Si l’on regarde l’époque où le mouvement populaire poussait pour la nationalisation, on s’aperçoit que ces pressions arrivaient au moment même où les luttes sociales s’exacerbaient. Qu’est-ce que cela veut dire ? Lorsque les travailleurs commencent à lutter dans leur milieu de travail et que la division entre l’employeur et l’employé devient évidente, le travailleur commence alors à comprendre que c’est lui en fait le producteur et qu’il peut paralyser tout le système s’il s’unit à ses compères. Rappelons-nous que dans les années soixante à soixante-dix, le Québec avait un très haut taux de grèves. Ces combats ont permis l’éveil d’une conscience de classes qui elle à son tour a dévoilé au grand jour l’exploitation des patrons et l’appropriation du travail collectif des employés aux mains de gens qui ne produisent rien. Les travailleurs de par leurs actions solidaires en sont venus aux conclusions qu’ils devaient s’approprier les moyens de production. Le titre du manifeste de la CSN le démontre bien : Comptons que sur nos propres moyens. Bref, la lutte bouleverse le concept de propriétés privées des moyens de production.

Malheureusement, le mouvement des travailleurs québécois n’a pas réussi à faire aboutir ses revendications.
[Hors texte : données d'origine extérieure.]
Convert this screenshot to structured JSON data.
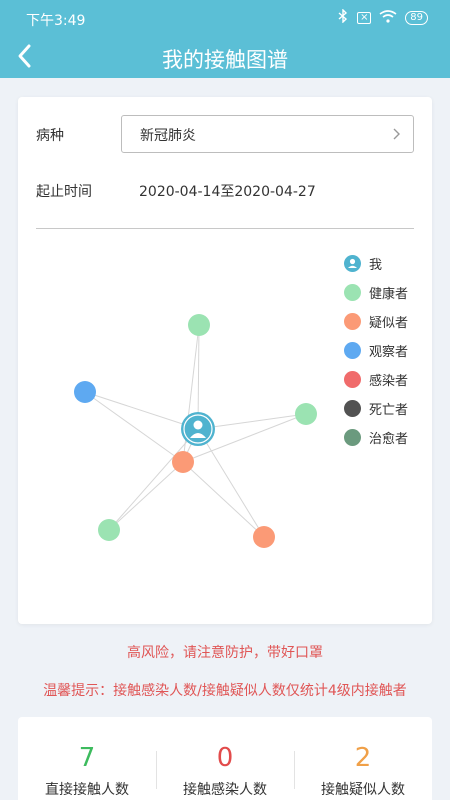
{
  "statusbar": {
    "time": "下午3:49",
    "battery": "89"
  },
  "nav": {
    "title": "我的接触图谱"
  },
  "filter": {
    "disease_label": "病种",
    "disease_value": "新冠肺炎",
    "period_label": "起止时间",
    "period_value": "2020-04-14至2020-04-27"
  },
  "legend": [
    {
      "label": "我",
      "color": "#4fb3cf",
      "icon": "user-icon"
    },
    {
      "label": "健康者",
      "color": "#9be3b2"
    },
    {
      "label": "疑似者",
      "color": "#fb9a76"
    },
    {
      "label": "观察者",
      "color": "#5ea9f1"
    },
    {
      "label": "感染者",
      "color": "#f06b6b"
    },
    {
      "label": "死亡者",
      "color": "#525252"
    },
    {
      "label": "治愈者",
      "color": "#6b9a7e"
    }
  ],
  "graph": {
    "edge_color": "#d6d6d6",
    "nodes": [
      {
        "id": "me",
        "type": "我"
      },
      {
        "id": "n1",
        "type": "健康者"
      },
      {
        "id": "n2",
        "type": "观察者"
      },
      {
        "id": "n3",
        "type": "健康者"
      },
      {
        "id": "n4",
        "type": "疑似者"
      },
      {
        "id": "n5",
        "type": "健康者"
      },
      {
        "id": "n6",
        "type": "疑似者"
      }
    ],
    "links": [
      [
        "me",
        "n1"
      ],
      [
        "me",
        "n2"
      ],
      [
        "me",
        "n3"
      ],
      [
        "me",
        "n4"
      ],
      [
        "me",
        "n5"
      ],
      [
        "me",
        "n6"
      ],
      [
        "n4",
        "n2"
      ],
      [
        "n4",
        "n1"
      ],
      [
        "n4",
        "n3"
      ],
      [
        "n4",
        "n5"
      ],
      [
        "n4",
        "n6"
      ]
    ]
  },
  "warnings": {
    "risk": "高风险，请注意防护，带好口罩",
    "tip": "温馨提示：接触感染人数/接触疑似人数仅统计4级内接触者"
  },
  "stats": [
    {
      "value": "7",
      "label": "直接接触人数",
      "color": "#3dbb5e"
    },
    {
      "value": "0",
      "label": "接触感染人数",
      "color": "#e24b4b"
    },
    {
      "value": "2",
      "label": "接触疑似人数",
      "color": "#f0a048"
    }
  ]
}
L’une des principales causes de cet échec est sans l’ombre d’un doute l’arrivée du P.Q sur la scène politique. Cela peut paraître contradictoire, car le P.Q sous Lévesque a réalisé la nationalisation de certains secteurs telle l’assurance-automobile et n’oublions pas que Lévesque est perçu comme le père d’Hydro-Québec. Le P.Q a également fait des lois en faveur des travailleurs comme la loi anti-briseur-de-grève ou des lois qui favorisent la syndicalisation ou même des projets pour rendre l’éducation plus accessible. Ces victoires sont-elles attribuables au P.Q ou à leur chef ? La réponse est non, ces victoires se sont les travailleurs qui ont combattu corps et âmes pour les acquérir, le P.Q n’a finalement été que davantage un frein au mouvement en mettant la question nationale en priorité. Lévesque voulait montrer à la bourgeoisie américaine, canadienne, française, etc. qu’il serait un bon gestionnaire et qu’il ne nuirait pas aux intérêts des « big business » Donc, Lévesque a contribué à l’échec du mouvement ouvrier.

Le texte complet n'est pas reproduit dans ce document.